The Maya were once a highly successful and advanced people with a number of large cities and an impressive population. They developed their culture over several thousand years leading up to their most prosperous years from AD 250 to 750, which is known as the Classic Period. Then, around AD 770, the Maya culture began to disintegrate; towns and cities were vacated, the production of fine art declined, and trade and construction decreased. The great city of Teotihuacan also fell during this time period, known as the Terminal Classic. Other large cities were soon deserted as well; this trend continued until almost all the major city centers were abandoned by AD 950. There is no evidence supporting any single explanation for this dramatic population loss. The severe decrease may have been caused by decline in agriculture, social or political issues, or natural causes such as drought to name a few. Whatever the cause, it is certain that the Maya civilization had collapsed.
Several hundred years later, the same region witnessed another significant loss in population. While there were, again, several possible factors influencing this decline, there is one explanation for a great majority of the deaths that occurred during the 1500s. A hemorrhagic fever, which was called Cocoliztli, ravaged through Mesoamerica. Two epidemics of Cocoliztli, occurring in 1545 and 1576 respectively, killed a total of 13 million people. The origins of this devastating disease remain unknown, but it is known that it worked quickly and effectively, as it was almost always fatal. Symptoms ranged from headache and fever to dementia, nodule formation, and bleeding from all orifices before eventual death. Interestingly, the more severe symptoms of Cocoliztli only affected the native inhabitants of Mesoamerica; it was this population that faced such high mortality. This deadly disease resulted in a population collapse that was comparable in severity to the occurrences of the Terminal Classic Period.

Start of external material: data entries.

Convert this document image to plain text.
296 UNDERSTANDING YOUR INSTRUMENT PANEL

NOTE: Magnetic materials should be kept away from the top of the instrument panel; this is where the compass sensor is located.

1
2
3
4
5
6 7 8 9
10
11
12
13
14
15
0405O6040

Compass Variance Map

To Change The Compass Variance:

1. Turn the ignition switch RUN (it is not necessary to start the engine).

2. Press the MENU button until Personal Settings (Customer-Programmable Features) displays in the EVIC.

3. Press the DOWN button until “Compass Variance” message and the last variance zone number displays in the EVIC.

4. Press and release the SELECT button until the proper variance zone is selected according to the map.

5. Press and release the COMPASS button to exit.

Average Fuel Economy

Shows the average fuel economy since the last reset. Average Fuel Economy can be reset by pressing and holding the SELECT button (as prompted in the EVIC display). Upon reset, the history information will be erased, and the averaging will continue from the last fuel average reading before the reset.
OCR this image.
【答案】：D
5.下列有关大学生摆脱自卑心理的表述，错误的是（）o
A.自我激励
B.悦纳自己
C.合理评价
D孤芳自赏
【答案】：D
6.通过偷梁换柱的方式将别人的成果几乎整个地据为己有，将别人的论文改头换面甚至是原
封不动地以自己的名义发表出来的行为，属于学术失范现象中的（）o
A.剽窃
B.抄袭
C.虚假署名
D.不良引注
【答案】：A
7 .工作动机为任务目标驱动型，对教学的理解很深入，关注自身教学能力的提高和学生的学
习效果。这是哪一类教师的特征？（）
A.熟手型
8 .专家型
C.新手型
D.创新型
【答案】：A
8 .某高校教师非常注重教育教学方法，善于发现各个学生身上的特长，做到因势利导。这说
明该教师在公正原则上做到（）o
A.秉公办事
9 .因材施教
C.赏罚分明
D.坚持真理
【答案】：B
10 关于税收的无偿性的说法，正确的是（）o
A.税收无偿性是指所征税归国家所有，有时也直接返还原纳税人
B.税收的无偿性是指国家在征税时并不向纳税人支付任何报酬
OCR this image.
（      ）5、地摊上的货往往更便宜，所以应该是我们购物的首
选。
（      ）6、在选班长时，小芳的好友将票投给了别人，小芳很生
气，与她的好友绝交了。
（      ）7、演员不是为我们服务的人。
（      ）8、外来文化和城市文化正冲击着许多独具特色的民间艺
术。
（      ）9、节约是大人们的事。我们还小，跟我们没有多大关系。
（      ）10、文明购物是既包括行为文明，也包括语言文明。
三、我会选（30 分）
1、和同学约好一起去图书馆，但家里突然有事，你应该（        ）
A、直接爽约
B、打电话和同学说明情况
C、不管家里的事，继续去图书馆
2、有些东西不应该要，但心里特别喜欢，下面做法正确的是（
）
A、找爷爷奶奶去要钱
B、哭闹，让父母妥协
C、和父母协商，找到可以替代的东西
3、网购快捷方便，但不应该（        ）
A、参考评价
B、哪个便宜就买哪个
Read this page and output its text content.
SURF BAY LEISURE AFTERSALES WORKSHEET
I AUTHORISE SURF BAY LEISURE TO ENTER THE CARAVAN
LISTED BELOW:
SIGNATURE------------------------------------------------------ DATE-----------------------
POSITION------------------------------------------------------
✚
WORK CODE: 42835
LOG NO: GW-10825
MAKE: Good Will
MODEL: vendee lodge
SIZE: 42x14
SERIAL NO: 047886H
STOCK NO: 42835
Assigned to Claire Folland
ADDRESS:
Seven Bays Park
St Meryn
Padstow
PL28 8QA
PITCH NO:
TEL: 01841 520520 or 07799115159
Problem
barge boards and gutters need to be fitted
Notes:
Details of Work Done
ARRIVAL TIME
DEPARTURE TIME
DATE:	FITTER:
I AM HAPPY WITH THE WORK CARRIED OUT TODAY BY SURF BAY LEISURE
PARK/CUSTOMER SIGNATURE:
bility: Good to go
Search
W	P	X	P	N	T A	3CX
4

While there are obvious differences between the collapses during the Terminal Classic Period and the sixteenth century, both occurred during similar environmental conditions. Evidence indicates that during the years before both population declines, the region was facing a period of severe drought. As indicated by data from tree rings, a long drought happened from AD 700 to AD 900 that stretched as far north as the Southwestern United States. The tree ring data also revealed that there were some periods of rain during the drought. There were similar brief wet periods during the drought of the sixteenth century; these occurred around 1545 and 1576, which coincides with both of the Cocoliztli outbreaks. The deadly outbreaks seem to be a result of the conditions of a wet period occurring during a drought.
While there is no full explanation for either the Terminal Classic or sixteenth century population collapses, there is data to show that the drought conditions during both times were very similar. Both declines were set during long, severe droughts that were broken up by short, wet periods. The specific conditions that resulted in the Cocoliztli outbreaks in the sixteenth century were therefore also present during the collapse of the Maya. The repetition of these similar and unique conditions therefore seems to indicate the possibility of Cocoliztli outbreaks during the Terminal Classic Period, which may have contributed to the significant population decline. Given the millions of deaths that the fever outbreaks caused in a relatively short span, it does seem possible that Cocoliztli could have also caused the similarly rapid and severe loss of the Mayan people. Although we would need more sound evidence to be certain, an outbreak of the deadly Cocoliztli disease may provide an explanation for the collapse of the Mayan civilization.